Take hot and cold air. It is funny how the explanations, at least on the Internet, all make beautiful Aristotelian sense: hot air rises because it has less density, while cold air has more density. More density means more weight, and therefore cold air falls down, pushing hot air up.
But didn't gravity work the same for all objects, irrespective of their masses? So there is no reason for cold air to fall any faster that hot air. Also, if you throw a load full of heavy objects on lighter objects, the latter will just get buried under the heavier ones.
But then, we have the example of water where less dense objects float while denser one sink. The principle of buoyancy would seem to apply not only to water but also to air.

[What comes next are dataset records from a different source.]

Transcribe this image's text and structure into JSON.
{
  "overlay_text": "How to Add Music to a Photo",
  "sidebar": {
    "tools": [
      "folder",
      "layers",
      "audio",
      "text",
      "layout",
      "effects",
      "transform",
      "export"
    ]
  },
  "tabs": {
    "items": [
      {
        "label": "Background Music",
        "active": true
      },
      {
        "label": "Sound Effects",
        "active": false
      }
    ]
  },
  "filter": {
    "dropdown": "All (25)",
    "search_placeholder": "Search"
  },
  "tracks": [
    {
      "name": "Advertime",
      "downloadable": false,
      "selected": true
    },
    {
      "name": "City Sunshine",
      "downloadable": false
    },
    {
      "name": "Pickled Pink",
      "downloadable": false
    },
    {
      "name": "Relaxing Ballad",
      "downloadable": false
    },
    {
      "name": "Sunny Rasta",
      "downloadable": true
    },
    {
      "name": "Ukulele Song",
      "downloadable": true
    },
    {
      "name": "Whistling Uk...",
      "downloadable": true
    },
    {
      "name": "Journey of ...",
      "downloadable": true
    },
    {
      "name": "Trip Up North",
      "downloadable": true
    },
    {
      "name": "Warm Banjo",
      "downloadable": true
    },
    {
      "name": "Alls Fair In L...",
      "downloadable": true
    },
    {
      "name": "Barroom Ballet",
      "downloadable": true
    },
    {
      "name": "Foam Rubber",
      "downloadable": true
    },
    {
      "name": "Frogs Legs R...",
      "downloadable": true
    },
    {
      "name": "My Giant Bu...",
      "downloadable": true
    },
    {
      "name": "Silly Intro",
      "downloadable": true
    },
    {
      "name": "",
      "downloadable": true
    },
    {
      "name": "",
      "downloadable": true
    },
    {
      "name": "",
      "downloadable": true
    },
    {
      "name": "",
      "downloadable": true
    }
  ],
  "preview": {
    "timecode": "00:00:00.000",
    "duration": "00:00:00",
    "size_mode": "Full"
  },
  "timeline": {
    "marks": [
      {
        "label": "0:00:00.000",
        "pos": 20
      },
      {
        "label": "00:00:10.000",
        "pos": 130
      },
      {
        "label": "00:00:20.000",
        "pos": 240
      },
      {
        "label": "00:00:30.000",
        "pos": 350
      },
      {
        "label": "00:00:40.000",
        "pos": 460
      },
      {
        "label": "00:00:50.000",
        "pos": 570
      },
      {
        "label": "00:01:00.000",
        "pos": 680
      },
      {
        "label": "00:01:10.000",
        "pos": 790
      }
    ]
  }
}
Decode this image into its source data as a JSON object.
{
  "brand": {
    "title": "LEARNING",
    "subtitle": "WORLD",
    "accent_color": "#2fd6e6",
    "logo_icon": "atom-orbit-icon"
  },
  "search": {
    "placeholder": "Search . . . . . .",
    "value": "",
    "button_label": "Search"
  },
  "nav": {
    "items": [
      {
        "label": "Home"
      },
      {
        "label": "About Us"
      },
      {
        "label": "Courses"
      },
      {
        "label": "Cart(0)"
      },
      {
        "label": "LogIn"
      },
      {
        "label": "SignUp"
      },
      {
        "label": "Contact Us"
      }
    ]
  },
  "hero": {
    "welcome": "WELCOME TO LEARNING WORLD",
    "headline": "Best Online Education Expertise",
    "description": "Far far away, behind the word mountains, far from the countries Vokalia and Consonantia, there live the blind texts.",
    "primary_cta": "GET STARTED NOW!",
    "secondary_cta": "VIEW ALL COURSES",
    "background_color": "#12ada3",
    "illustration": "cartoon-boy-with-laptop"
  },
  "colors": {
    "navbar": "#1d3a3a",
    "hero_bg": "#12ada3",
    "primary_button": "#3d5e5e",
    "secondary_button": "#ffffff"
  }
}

Also, our every day experiences do suggest such an explanation. After all, boiling water produces steam which definitely floats in the air, and only falls back down once it has cooled enough.
All in all, this does not seem to have to do much with gravity. Except of course that all these processes are allowed by gravity.
Buoyancy seems to be a force on its own, opposite to gravity, of which it can also apparently easily win. Which is a good thing since otherwise birds would not be able to fly and we wouldn't have planes. That does not mean that these familiar processes do not need a more elaborate explanation.
Why buoyancy? Pressure is not an explanation but the description, however abstract, of what we can experience directly: less dense objects tend to float in the air or water, and heavier ones to sink to the ground. By calling this phenomenon by its own name, pressure, we indicate that it has to be distinguished from gravity.
It would be of course very difficult to claim that less dense objects become somehow electrically charged, and are therefore repelled by the mass of the earth. On the other hand, it would help us get rid of a very annoying concept for which we cannot seem to find an acceptable explanation. Equating gravity with the EM force would be a very welcome solution to many problems. As it would, I am sure, create many others.
The meaning of these lines lies not in the validity of the claim, but in the possibility of an alternative explanation. We do not necessarily have to consider gravity as distinct from EM. Maybe it is just a matter of the right definition of both forces.